Why this issue exists

This submission is an automated pressure test issued from CI tooling. It is meant to overlap lexically and thematically with 2026-005 so Stage 2 can flag potential supersession and Stage 5 must judge novelty. Maintainers may close the issue after reading the workflow result; please do not treat this as a serious new research claim.

Introduction

Method-of-use patents under 35 U.S.C. can run for many years.
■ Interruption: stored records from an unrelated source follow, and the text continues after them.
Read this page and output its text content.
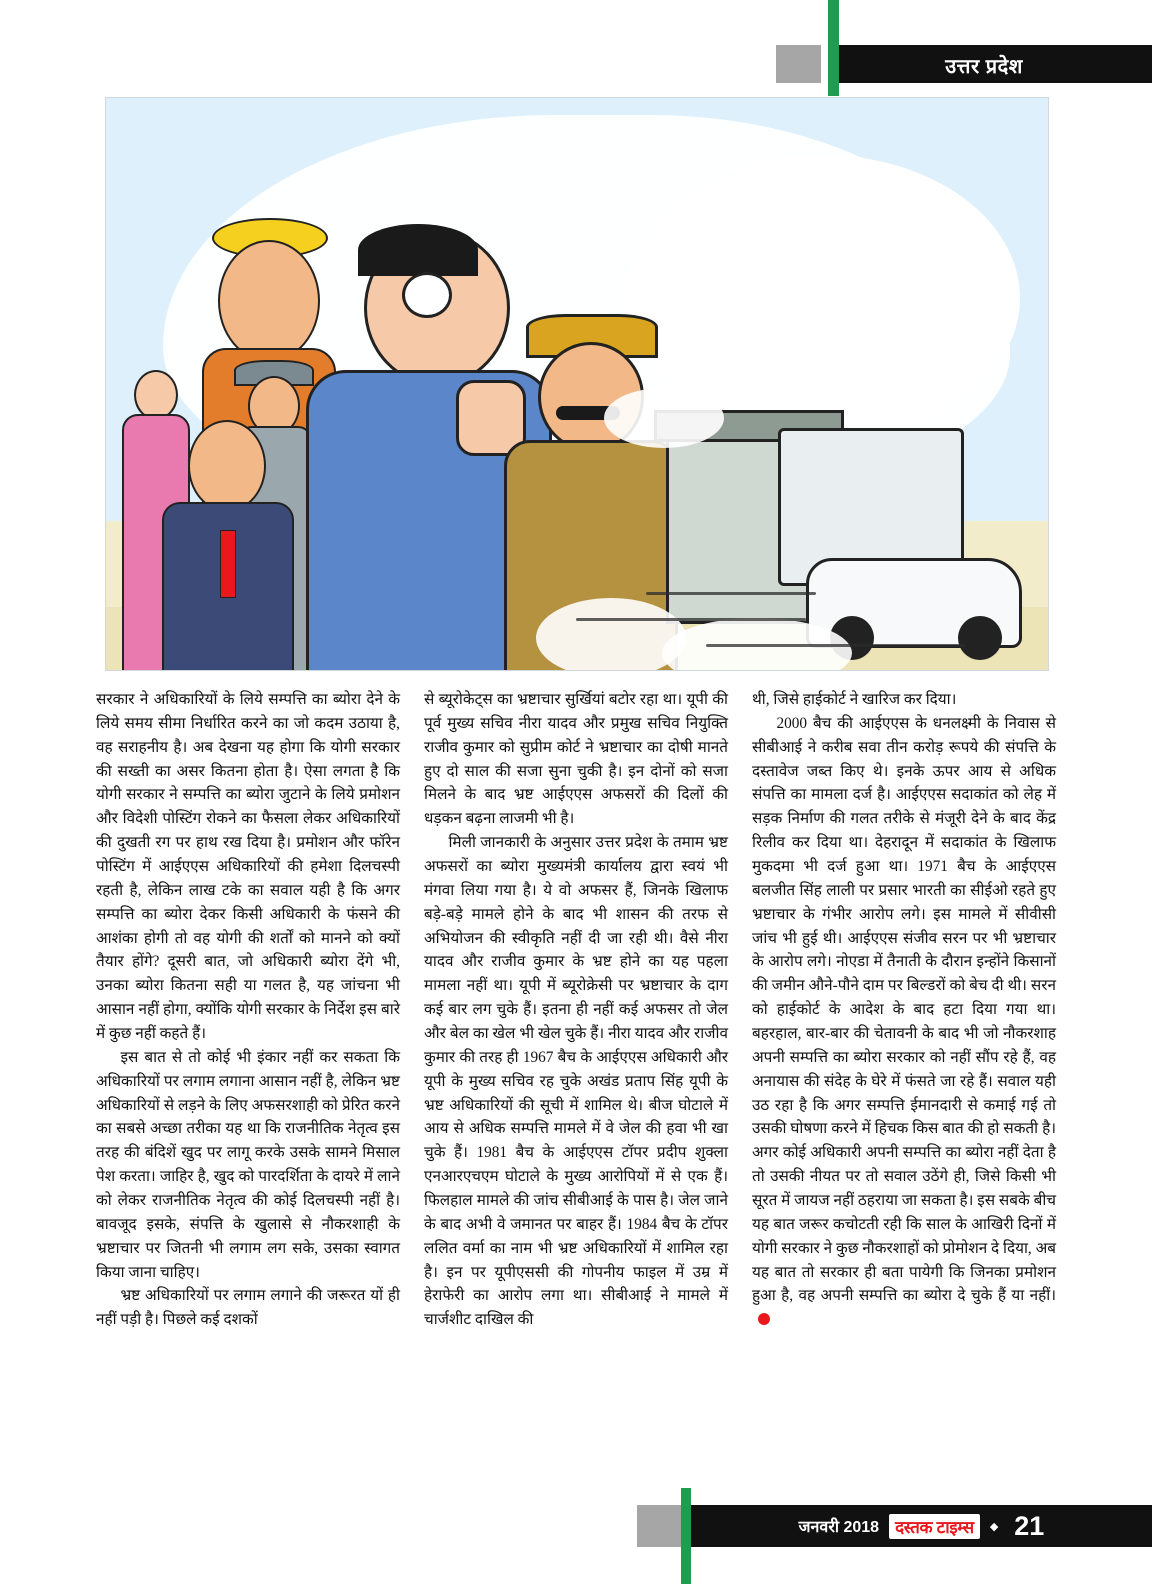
उत्तर प्रदेश

सरकार ने अधिकारियों के लिये सम्पत्ति का ब्योरा देने के लिये समय सीमा निर्धारित करने का जो कदम उठाया है, वह सराहनीय है। अब देखना यह होगा कि योगी सरकार की सख्ती का असर कितना होता है। ऐसा लगता है कि योगी सरकार ने सम्पत्ति का ब्योरा जुटाने के लिये प्रमोशन और विदेशी पोस्टिंग रोकने का फैसला लेकर अधिकारियों की दुखती रग पर हाथ रख दिया है। प्रमोशन और फॉरेन पोस्टिंग में आईएएस अधिकारियों की हमेशा दिलचस्पी रहती है, लेकिन लाख टके का सवाल यही है कि अगर सम्पत्ति का ब्योरा देकर किसी अधिकारी के फंसने की आशंका होगी तो वह योगी की शर्तों को मानने को क्यों तैयार होंगे? दूसरी बात, जो अधिकारी ब्योरा देंगे भी, उनका ब्योरा कितना सही या गलत है, यह जांचना भी आसान नहीं होगा, क्योंकि योगी सरकार के निर्देश इस बारे में कुछ नहीं कहते हैं।

इस बात से तो कोई भी इंकार नहीं कर सकता कि अधिकारियों पर लगाम लगाना आसान नहीं है, लेकिन भ्रष्ट अधिकारियों से लड़ने के लिए अफसरशाही को प्रेरित करने का सबसे अच्छा तरीका यह था कि राजनीतिक नेतृत्व इस तरह की बंदिशें खुद पर लागू करके उसके सामने मिसाल पेश करता। जाहिर है, खुद को पारदर्शिता के दायरे में लाने को लेकर राजनीतिक नेतृत्व की कोई दिलचस्पी नहीं है। बावजूद इसके, संपत्ति के खुलासे से नौकरशाही के भ्रष्टाचार पर जितनी भी लगाम लग सके, उसका स्वागत किया जाना चाहिए।

भ्रष्ट अधिकारियों पर लगाम लगाने की जरूरत यों ही नहीं पड़ी है। पिछले कई दशकों

से ब्यूरोकेट्स का भ्रष्टाचार सुर्खियां बटोर रहा था। यूपी की पूर्व मुख्य सचिव नीरा यादव और प्रमुख सचिव नियुक्ति राजीव कुमार को सुप्रीम कोर्ट ने भ्रष्टाचार का दोषी मानते हुए दो साल की सजा सुना चुकी है। इन दोनों को सजा मिलने के बाद भ्रष्ट आईएएस अफसरों की दिलों की धड़कन बढ़ना लाजमी भी है।

मिली जानकारी के अनुसार उत्तर प्रदेश के तमाम भ्रष्ट अफसरों का ब्योरा मुख्यमंत्री कार्यालय द्वारा स्वयं भी मंगवा लिया गया है। ये वो अफसर हैं, जिनके खिलाफ बड़े-बड़े मामले होने के बाद भी शासन की तरफ से अभियोजन की स्वीकृति नहीं दी जा रही थी। वैसे नीरा यादव और राजीव कुमार के भ्रष्ट होने का यह पहला मामला नहीं था। यूपी में ब्यूरोक्रेसी पर भ्रष्टाचार के दाग कई बार लग चुके हैं। इतना ही नहीं कई अफसर तो जेल और बेल का खेल भी खेल चुके हैं। नीरा यादव और राजीव कुमार की तरह ही 1967 बैच के आईएएस अधिकारी और यूपी के मुख्य सचिव रह चुके अखंड प्रताप सिंह यूपी के भ्रष्ट अधिकारियों की सूची में शामिल थे। बीज घोटाले में आय से अधिक सम्पत्ति मामले में वे जेल की हवा भी खा चुके हैं। 1981 बैच के आईएएस टॉपर प्रदीप शुक्ला एनआरएचएम घोटाले के मुख्य आरोपियों में से एक हैं। फिलहाल मामले की जांच सीबीआई के पास है। जेल जाने के बाद अभी वे जमानत पर बाहर हैं। 1984 बैच के टॉपर ललित वर्मा का नाम भी भ्रष्ट अधिकारियों में शामिल रहा है। इन पर यूपीएससी की गोपनीय फाइल में उम्र में हेराफेरी का आरोप लगा था। सीबीआई ने मामले में चार्जशीट दाखिल की

थी, जिसे हाईकोर्ट ने खारिज कर दिया।

2000 बैच की आईएएस के धनलक्ष्मी के निवास से सीबीआई ने करीब सवा तीन करोड़ रूपये की संपत्ति के दस्तावेज जब्त किए थे। इनके ऊपर आय से अधिक संपत्ति का मामला दर्ज है। आईएएस सदाकांत को लेह में सड़क निर्माण की गलत तरीके से मंजूरी देने के बाद केंद्र रिलीव कर दिया था। देहरादून में सदाकांत के खिलाफ मुकदमा भी दर्ज हुआ था। 1971 बैच के आईएएस बलजीत सिंह लाली पर प्रसार भारती का सीईओ रहते हुए भ्रष्टाचार के गंभीर आरोप लगे। इस मामले में सीवीसी जांच भी हुई थी। आईएएस संजीव सरन पर भी भ्रष्टाचार के आरोप लगे। नोएडा में तैनाती के दौरान इन्होंने किसानों की जमीन औने-पौने दाम पर बिल्डरों को बेच दी थी। सरन को हाईकोर्ट के आदेश के बाद हटा दिया गया था। बहरहाल, बार-बार की चेतावनी के बाद भी जो नौकरशाह अपनी सम्पत्ति का ब्योरा सरकार को नहीं सौंप रहे हैं, वह अनायास की संदेह के घेरे में फंसते जा रहे हैं। सवाल यही उठ रहा है कि अगर सम्पत्ति ईमानदारी से कमाई गई तो उसकी घोषणा करने में हिचक किस बात की हो सकती है। अगर कोई अधिकारी अपनी सम्पत्ति का ब्योरा नहीं देता है तो उसकी नीयत पर तो सवाल उठेंगे ही, जिसे किसी भी सूरत में जायज नहीं ठहराया जा सकता है। इस सबके बीच यह बात जरूर कचोटती रही कि साल के आखिरी दिनों में योगी सरकार ने कुछ नौकरशाहों को प्रोमोशन दे दिया, अब यह बात तो सरकार ही बता पायेगी कि जिनका प्रमोशन हुआ है, वह अपनी सम्पत्ति का ब्योरा दे चुके हैं या नहीं।

जनवरी 2018 दस्तक टाइम्स	◆ 21
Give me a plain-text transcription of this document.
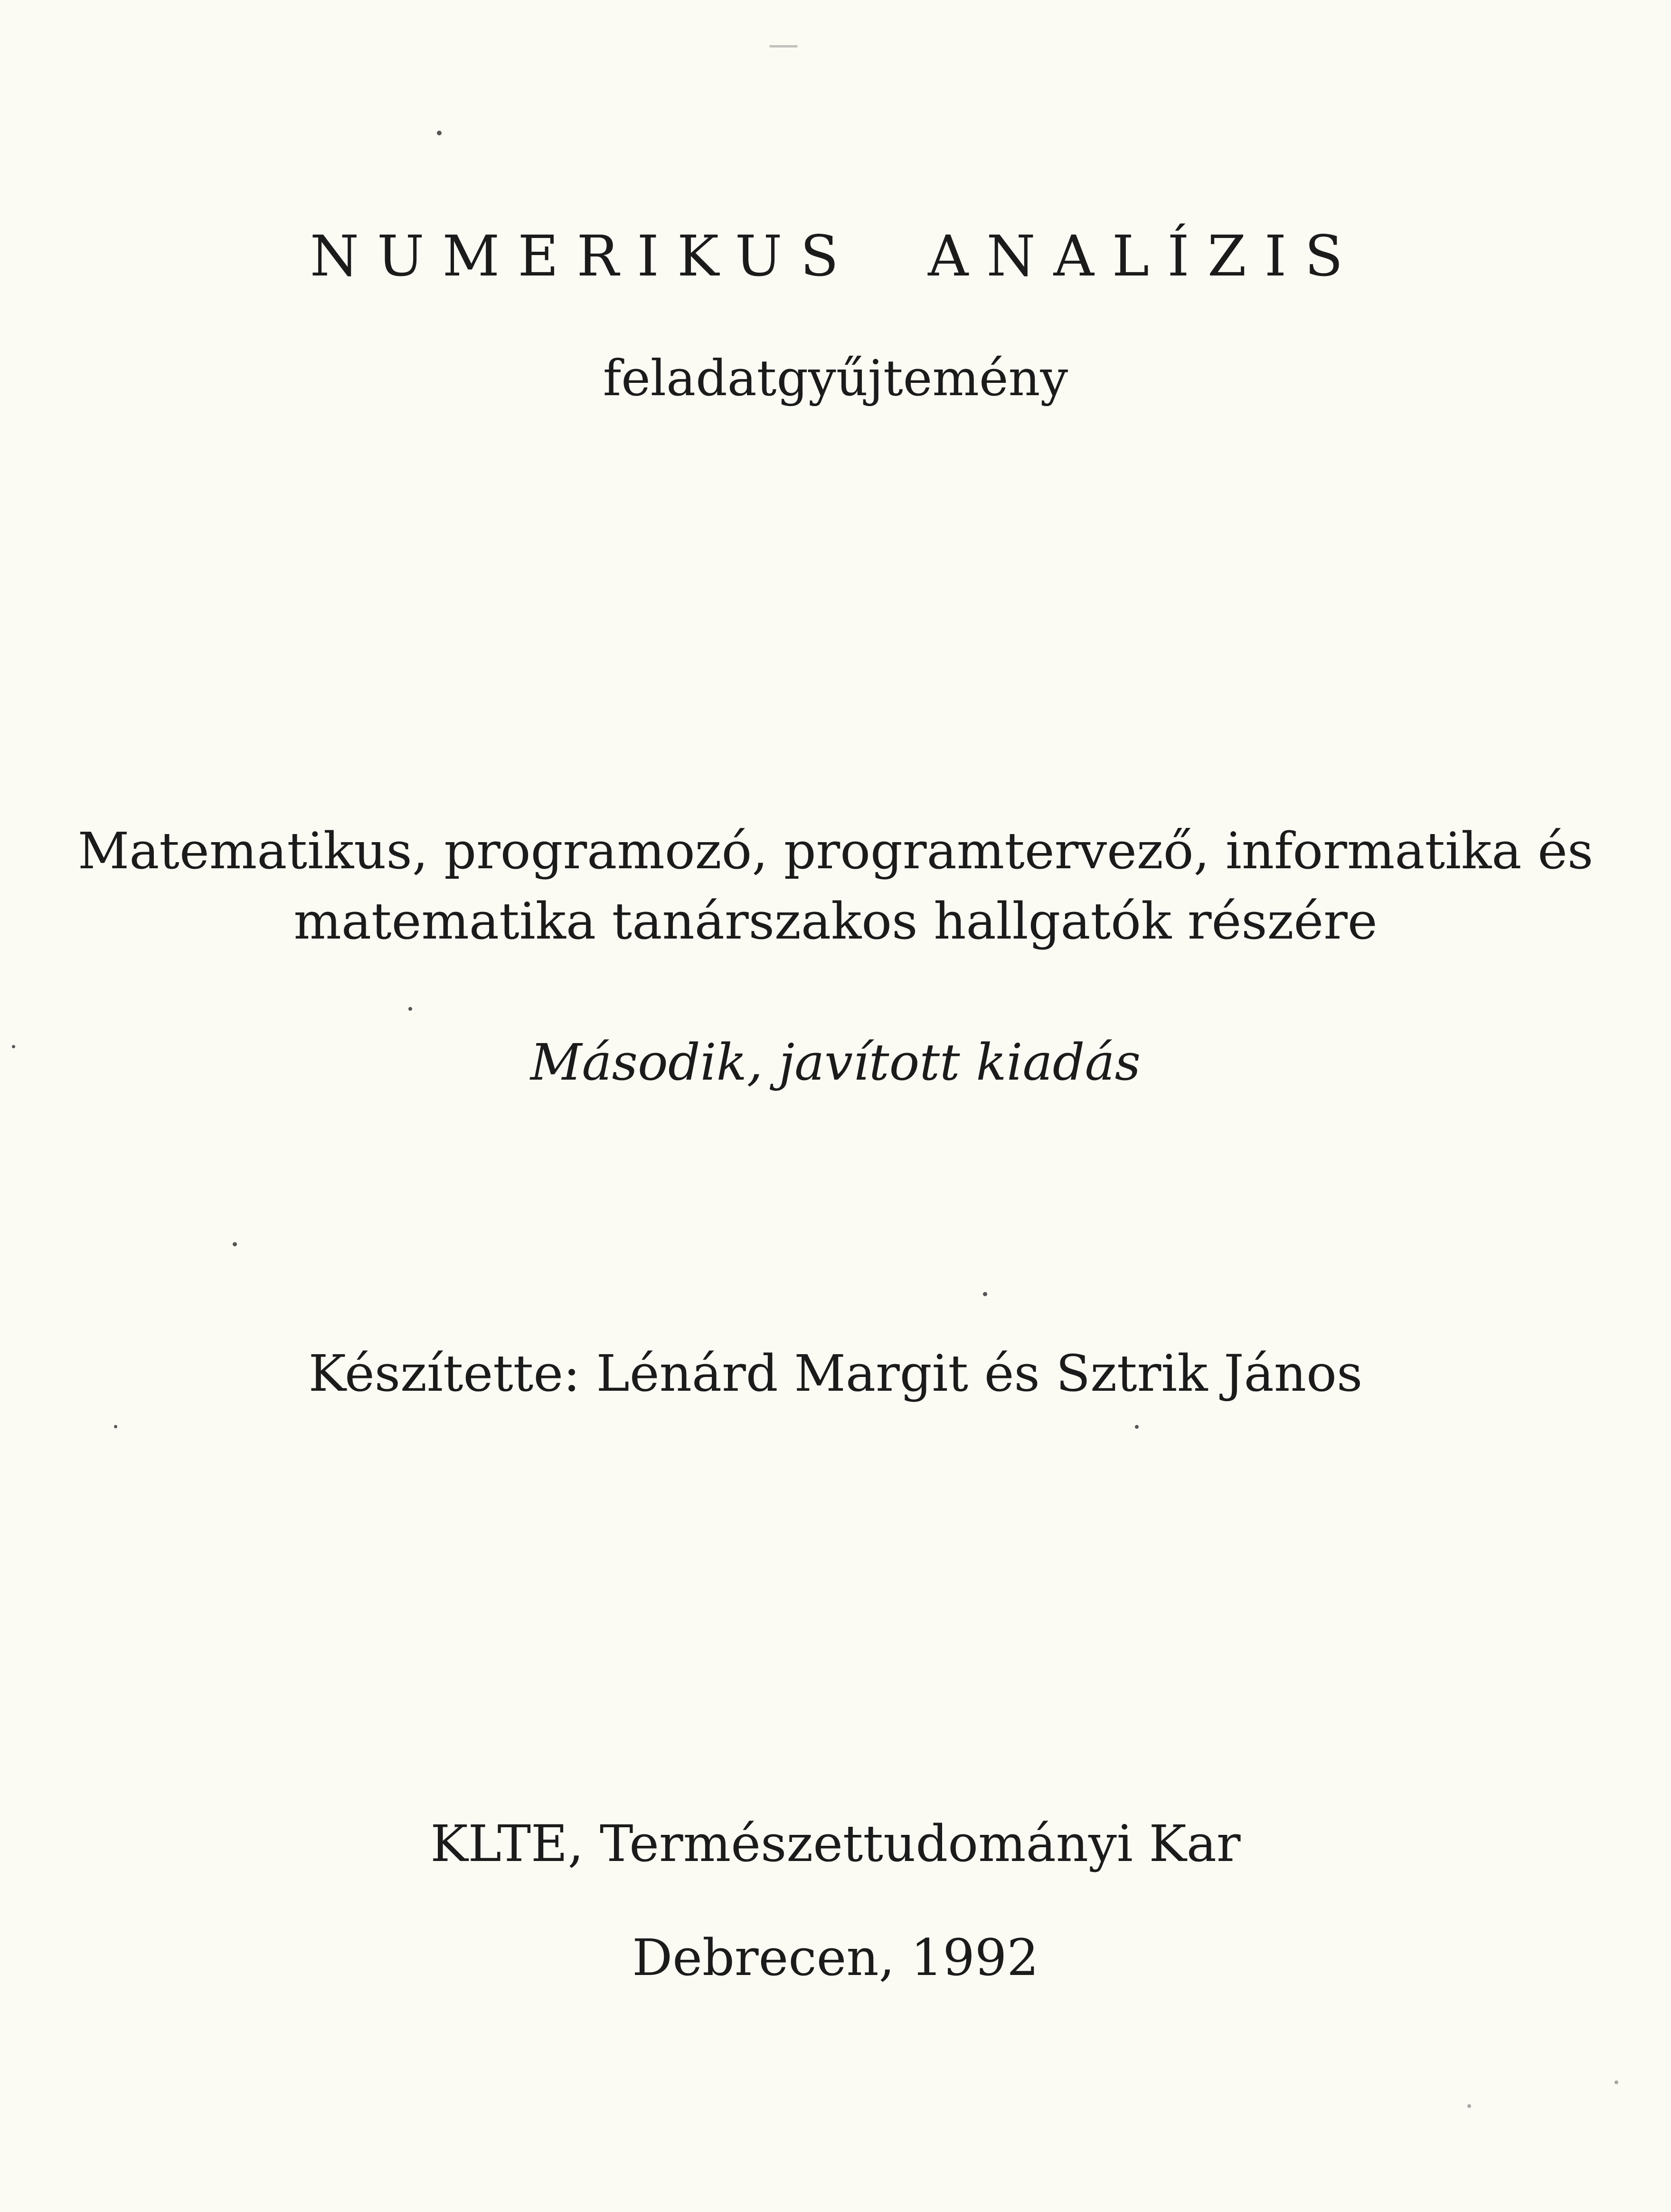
NUMERIKUS ANALÍZIS
feladatgyűjtemény
Matematikus, programozó, programtervező, informatika és
matematika tanárszakos hallgatók részére
Második, javított kiadás
Készítette: Lénárd Margit és Sztrik János
KLTE, Természettudományi Kar
Debrecen, 1992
FDA regulatory exclusivity is shorter. DSHEA preclusion can matter when a compound was approved as a drug before supplement marketing. The combination can raise prices and restrict how firms communicate uses. This version repeats those mechanisms in fewer words than essay 2026-005.

Mechanism

FDA exclusivity rewards clinical trials. Patents add enforcement beyond exclusivity. DSHEA section 201(ff)(3)(B) is the statutory hook discussed in the longer essay. The patent layer is sometimes addressable with prior art publication. Exclusivity and statute are harder to move without legislative change. Method-of-use patents amplify regulatory barriers to public-domain compounds by stretching commercial control.

Case snapshots

Colchicine illustrates large price increases after exclusivity plus patents. N-acetylcysteine illustrates FDA warning letters and supplement market tension. Detailed aptamer discussion and comparison tables from the canonical essay are omitted here on purpose so overlap is obvious.

Regulatory barriers

FDA marketing exclusivity transforms temporary exclusivity into longer monopoly control when patents overlap. Dietary supplement status interacts with drug preclusion. Compounding restriction on public access is the policy concern repeated here without new evidence.

Conclusion

This draft is a deliberate near-duplicate for pipeline testing. Under original-research criteria, novelty should be scored critically relative to existing Pubroot work 2026-005 and mainstream commentary.